Mr. Couch said KDE is supportive of the breach law. KDE uses the term should instead of shall because it does not have the authority of law. He said determining cap limits on notifications is a common problem for states as well as how to notify people that a breach has occurred. Senator McGaha encouraged KDE to report to the EAARS next year on the subject and try to get the proposal enacted into law. It was noted that Senator Mike Wilson will be the EAARS co-chair.
Responding to a question from Senator Westwood, Ms. Landy said three years is the amount of time to keep documents after a student has left school. Documents can be shredded and computer files erased after an audit. Teachers need to be aware of the timeframe.

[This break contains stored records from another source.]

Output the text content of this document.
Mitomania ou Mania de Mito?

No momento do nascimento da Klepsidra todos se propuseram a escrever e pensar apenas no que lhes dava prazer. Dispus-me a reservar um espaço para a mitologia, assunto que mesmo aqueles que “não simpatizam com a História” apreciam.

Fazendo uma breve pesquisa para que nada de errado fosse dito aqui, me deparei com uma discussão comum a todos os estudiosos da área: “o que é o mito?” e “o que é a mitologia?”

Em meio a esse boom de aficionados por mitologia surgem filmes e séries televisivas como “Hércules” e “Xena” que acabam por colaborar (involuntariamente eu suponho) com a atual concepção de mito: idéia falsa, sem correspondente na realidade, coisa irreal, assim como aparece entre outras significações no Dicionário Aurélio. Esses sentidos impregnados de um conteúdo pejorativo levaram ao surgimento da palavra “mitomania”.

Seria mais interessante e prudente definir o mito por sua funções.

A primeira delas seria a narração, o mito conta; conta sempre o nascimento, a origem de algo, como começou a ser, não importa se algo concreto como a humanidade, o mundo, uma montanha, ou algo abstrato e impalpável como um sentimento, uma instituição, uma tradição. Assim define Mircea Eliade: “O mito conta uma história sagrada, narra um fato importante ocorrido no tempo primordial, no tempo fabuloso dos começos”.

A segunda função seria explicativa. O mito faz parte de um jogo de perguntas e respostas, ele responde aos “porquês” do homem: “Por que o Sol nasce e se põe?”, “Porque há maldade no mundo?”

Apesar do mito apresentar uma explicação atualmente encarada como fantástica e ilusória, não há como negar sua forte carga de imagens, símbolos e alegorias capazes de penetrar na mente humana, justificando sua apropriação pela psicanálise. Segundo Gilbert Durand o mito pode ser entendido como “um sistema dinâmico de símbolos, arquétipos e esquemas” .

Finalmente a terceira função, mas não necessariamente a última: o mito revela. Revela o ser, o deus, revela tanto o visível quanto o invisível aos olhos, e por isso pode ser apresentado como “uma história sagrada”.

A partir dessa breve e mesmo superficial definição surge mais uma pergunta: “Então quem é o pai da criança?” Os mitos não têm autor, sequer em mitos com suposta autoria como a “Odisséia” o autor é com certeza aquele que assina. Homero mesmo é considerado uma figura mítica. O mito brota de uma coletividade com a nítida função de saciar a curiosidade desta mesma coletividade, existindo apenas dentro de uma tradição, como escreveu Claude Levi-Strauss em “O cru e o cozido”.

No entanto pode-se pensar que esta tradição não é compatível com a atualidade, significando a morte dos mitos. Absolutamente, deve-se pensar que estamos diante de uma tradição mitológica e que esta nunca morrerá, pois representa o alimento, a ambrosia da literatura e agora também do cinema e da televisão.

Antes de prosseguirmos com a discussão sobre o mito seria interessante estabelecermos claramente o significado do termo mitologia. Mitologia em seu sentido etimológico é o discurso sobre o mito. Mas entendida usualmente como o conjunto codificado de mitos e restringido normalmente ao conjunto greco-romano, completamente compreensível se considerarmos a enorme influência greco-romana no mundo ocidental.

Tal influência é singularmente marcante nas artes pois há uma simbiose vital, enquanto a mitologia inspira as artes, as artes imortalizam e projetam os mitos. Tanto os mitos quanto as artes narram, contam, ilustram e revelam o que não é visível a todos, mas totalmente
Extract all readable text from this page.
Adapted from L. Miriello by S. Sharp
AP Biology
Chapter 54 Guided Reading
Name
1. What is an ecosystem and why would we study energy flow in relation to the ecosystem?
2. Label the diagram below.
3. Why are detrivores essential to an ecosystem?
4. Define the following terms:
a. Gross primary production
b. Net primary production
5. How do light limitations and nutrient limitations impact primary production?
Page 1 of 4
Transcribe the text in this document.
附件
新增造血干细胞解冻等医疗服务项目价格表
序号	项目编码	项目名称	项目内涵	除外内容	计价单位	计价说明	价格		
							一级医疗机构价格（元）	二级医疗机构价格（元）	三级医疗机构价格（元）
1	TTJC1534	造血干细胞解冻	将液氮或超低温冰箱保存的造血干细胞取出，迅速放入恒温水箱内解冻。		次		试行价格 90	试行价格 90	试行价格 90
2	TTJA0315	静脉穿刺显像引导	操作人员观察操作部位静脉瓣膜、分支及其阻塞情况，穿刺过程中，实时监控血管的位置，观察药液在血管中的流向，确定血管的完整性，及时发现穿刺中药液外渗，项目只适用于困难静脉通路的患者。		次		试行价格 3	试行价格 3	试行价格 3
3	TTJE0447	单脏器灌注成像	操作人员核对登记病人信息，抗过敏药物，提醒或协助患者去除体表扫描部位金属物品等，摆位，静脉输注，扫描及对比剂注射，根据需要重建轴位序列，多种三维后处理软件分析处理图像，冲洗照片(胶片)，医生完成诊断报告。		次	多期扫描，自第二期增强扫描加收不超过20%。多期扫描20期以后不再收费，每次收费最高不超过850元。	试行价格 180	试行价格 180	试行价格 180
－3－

Responding to a question from Representative Farmer, Ms. Landy said she does not know of a person responsible for purging or eliminating data to ensure the data is in fact gone. She noted the Kentucky Higher Education Assistance Authority (KHEAA) has a system component that can flag the user if a student social security number is included in a document to be dispersed. Mr. Couch said to never store medical or top secret information on mobile phone or individual computers. Personal and confidential data should always be uploaded to a centralized server.
Senator McGaha moved to accept the OEA report, and Representative Farmer seconded the motion. The motion carried, and the report was accepted by voice vote.
With no further business before the committee, the meeting adjourned at 2:45 PM.